I also changed the way that I do fitness. I asked myself how many times a week I could really get to the studio where I work out and purchased a membership based on that schedule. I found some really nice recipes I could make from home —and purchased in bulk instead of my favorite smoothie shop. Those moves alone will cut out several hundred dollars a month.
2.) Recalculate Those Budgets
Once I got a grip on cutting out excess expenses, it was time to see what my money looked like. Looking over my expanded budget I saw places where I could reallocate my savings to pay off my credit card debt. As I poured over my various accounts, credit limits, and balances–I started thinking about what it would cost me in interest to hold onto the balances.
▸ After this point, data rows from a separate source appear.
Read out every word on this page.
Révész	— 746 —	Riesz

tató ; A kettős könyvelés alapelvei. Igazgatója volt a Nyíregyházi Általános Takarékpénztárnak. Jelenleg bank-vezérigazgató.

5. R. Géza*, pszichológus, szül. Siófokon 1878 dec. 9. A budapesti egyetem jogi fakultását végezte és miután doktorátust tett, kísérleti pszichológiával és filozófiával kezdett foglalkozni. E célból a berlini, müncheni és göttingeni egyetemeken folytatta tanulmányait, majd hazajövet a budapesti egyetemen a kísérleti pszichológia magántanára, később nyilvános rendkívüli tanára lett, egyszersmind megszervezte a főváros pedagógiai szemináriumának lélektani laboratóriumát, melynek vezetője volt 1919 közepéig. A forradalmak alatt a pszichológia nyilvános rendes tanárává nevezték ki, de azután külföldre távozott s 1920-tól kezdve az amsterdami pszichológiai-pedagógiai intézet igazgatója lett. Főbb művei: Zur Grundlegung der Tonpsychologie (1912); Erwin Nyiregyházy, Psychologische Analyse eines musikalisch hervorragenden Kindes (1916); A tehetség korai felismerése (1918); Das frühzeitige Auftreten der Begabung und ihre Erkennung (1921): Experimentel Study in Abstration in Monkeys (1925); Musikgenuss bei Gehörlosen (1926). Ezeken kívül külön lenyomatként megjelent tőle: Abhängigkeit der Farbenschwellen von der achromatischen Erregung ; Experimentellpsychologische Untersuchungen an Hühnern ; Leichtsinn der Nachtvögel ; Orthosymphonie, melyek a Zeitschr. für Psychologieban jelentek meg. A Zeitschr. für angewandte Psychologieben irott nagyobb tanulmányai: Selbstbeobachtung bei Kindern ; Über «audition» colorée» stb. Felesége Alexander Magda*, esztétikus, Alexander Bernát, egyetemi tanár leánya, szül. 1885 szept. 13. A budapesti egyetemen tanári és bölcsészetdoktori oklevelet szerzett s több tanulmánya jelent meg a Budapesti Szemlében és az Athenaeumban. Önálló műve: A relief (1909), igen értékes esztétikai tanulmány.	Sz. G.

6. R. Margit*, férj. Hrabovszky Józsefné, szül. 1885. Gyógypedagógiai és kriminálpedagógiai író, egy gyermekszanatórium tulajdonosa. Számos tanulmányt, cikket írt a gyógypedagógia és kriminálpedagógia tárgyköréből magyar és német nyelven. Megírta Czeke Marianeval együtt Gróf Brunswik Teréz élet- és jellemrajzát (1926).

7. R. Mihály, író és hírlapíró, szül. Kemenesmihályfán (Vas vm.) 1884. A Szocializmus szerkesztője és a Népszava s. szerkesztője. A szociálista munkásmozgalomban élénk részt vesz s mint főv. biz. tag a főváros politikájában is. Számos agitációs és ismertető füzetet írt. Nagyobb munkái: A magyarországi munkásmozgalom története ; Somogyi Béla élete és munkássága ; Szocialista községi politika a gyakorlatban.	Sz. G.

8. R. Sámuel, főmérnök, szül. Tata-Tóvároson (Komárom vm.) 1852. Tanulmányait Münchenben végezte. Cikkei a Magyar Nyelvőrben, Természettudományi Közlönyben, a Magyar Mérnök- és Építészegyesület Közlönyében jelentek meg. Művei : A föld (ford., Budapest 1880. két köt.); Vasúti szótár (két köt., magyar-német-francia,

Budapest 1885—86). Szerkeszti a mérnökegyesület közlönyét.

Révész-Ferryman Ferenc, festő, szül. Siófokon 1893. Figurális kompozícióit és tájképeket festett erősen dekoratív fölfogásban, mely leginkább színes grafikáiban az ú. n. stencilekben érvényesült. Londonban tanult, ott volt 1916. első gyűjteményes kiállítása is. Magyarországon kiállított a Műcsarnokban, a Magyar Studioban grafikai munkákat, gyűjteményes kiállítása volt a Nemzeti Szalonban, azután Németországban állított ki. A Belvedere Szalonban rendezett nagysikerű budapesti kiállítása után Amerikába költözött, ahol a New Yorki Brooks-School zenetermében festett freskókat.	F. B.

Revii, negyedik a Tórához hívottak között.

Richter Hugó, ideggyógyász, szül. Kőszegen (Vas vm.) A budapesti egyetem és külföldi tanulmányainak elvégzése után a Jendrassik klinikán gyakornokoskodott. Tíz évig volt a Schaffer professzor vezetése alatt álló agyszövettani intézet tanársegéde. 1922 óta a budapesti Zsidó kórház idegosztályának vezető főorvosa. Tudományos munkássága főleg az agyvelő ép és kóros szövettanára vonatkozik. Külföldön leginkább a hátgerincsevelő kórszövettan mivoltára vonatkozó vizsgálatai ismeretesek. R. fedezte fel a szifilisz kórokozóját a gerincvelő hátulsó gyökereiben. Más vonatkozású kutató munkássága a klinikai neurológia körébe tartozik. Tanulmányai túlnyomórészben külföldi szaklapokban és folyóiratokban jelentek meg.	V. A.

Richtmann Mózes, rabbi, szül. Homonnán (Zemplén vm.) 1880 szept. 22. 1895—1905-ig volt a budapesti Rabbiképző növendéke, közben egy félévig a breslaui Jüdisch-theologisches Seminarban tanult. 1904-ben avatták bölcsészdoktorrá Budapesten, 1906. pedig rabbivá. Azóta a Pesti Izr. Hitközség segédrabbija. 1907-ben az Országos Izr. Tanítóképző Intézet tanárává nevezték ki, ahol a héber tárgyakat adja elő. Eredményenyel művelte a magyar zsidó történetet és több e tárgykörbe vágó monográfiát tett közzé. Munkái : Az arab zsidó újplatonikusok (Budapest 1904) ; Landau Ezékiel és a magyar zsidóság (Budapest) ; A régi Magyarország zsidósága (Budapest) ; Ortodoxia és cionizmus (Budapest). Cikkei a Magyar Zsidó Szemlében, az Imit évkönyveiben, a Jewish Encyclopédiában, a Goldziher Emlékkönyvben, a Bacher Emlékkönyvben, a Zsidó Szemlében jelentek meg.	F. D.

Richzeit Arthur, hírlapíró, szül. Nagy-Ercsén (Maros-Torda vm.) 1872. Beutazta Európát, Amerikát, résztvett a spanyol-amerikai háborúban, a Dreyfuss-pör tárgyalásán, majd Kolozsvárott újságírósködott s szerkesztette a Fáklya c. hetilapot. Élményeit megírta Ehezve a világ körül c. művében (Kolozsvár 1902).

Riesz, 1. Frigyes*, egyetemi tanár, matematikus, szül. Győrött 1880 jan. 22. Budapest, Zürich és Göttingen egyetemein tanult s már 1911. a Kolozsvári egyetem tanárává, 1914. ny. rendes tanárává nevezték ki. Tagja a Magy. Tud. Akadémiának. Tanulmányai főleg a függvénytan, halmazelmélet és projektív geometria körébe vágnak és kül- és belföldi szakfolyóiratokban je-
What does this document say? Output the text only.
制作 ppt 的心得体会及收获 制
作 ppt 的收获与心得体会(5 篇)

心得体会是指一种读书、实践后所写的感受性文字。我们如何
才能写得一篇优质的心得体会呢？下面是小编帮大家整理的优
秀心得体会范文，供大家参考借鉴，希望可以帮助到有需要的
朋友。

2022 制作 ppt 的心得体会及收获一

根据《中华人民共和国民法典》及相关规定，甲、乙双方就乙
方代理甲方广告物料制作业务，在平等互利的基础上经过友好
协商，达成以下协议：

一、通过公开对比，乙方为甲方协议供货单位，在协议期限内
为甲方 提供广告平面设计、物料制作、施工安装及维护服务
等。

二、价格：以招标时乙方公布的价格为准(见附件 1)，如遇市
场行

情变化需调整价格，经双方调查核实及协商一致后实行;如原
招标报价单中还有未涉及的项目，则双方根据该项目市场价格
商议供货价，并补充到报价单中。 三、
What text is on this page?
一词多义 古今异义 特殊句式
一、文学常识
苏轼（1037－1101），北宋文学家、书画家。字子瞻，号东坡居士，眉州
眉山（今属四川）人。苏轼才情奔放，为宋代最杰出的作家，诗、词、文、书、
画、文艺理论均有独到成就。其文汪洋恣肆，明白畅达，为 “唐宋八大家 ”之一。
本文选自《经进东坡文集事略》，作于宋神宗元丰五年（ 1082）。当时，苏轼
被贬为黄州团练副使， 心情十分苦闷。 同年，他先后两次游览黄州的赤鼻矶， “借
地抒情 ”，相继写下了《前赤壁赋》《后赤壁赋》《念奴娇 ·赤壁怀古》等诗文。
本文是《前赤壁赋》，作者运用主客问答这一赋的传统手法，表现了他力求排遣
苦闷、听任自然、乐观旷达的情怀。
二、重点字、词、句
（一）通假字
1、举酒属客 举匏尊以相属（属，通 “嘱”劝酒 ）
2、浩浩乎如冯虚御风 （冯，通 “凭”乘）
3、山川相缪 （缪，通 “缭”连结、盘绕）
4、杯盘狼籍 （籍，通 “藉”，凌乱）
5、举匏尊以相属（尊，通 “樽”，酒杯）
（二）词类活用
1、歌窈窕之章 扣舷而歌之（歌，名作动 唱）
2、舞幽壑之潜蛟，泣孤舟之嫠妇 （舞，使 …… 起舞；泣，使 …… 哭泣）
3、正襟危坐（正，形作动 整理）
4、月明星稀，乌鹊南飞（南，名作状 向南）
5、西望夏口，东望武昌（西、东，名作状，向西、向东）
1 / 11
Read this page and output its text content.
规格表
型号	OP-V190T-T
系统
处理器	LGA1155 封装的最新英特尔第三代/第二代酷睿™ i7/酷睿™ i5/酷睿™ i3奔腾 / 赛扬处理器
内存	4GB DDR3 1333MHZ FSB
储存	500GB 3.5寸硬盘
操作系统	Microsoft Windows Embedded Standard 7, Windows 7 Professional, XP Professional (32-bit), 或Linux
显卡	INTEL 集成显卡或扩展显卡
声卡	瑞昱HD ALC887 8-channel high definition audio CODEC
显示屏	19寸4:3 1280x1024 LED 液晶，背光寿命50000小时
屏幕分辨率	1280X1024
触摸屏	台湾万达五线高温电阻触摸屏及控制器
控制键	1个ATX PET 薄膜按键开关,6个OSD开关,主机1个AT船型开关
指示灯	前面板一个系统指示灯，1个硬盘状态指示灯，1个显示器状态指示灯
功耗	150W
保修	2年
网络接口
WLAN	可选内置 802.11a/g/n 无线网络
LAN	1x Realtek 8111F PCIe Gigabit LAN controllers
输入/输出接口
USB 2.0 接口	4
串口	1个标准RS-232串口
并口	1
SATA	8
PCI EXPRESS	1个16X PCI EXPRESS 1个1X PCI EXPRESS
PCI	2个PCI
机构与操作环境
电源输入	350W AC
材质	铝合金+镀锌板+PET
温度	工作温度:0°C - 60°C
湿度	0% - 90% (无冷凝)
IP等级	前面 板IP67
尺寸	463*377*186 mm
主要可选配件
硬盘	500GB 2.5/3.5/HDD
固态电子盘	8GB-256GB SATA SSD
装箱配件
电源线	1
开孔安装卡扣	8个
With credit card interest rates averaging from 0% to 28% that’s definitely not a situation I wanted to be in.
3.) Create A Plan
Getting out of any type of debt requires a game plan. The first thing I did was create a payment schedule. It was easier for me to use the method which allowed me to pay down the highest amount –while focusing on the smaller amounts at the same time. Doing this helped me to add larger payments to the biggest debt. I then knocked out the smaller ones quicker by adding consistent payments. Before long my credit debt had shrunk and was completely gone at the end of 60 days.
I’ll be the first to tell you that sometimes paying off debt is hard. Especially when you have many other things going on. Or just properly funded your six-month emergency fund…or vacation fund. But, with some determination, discipline, focus, and a proper mindset—you’ll find that paying off debt is a milestone that can be reached.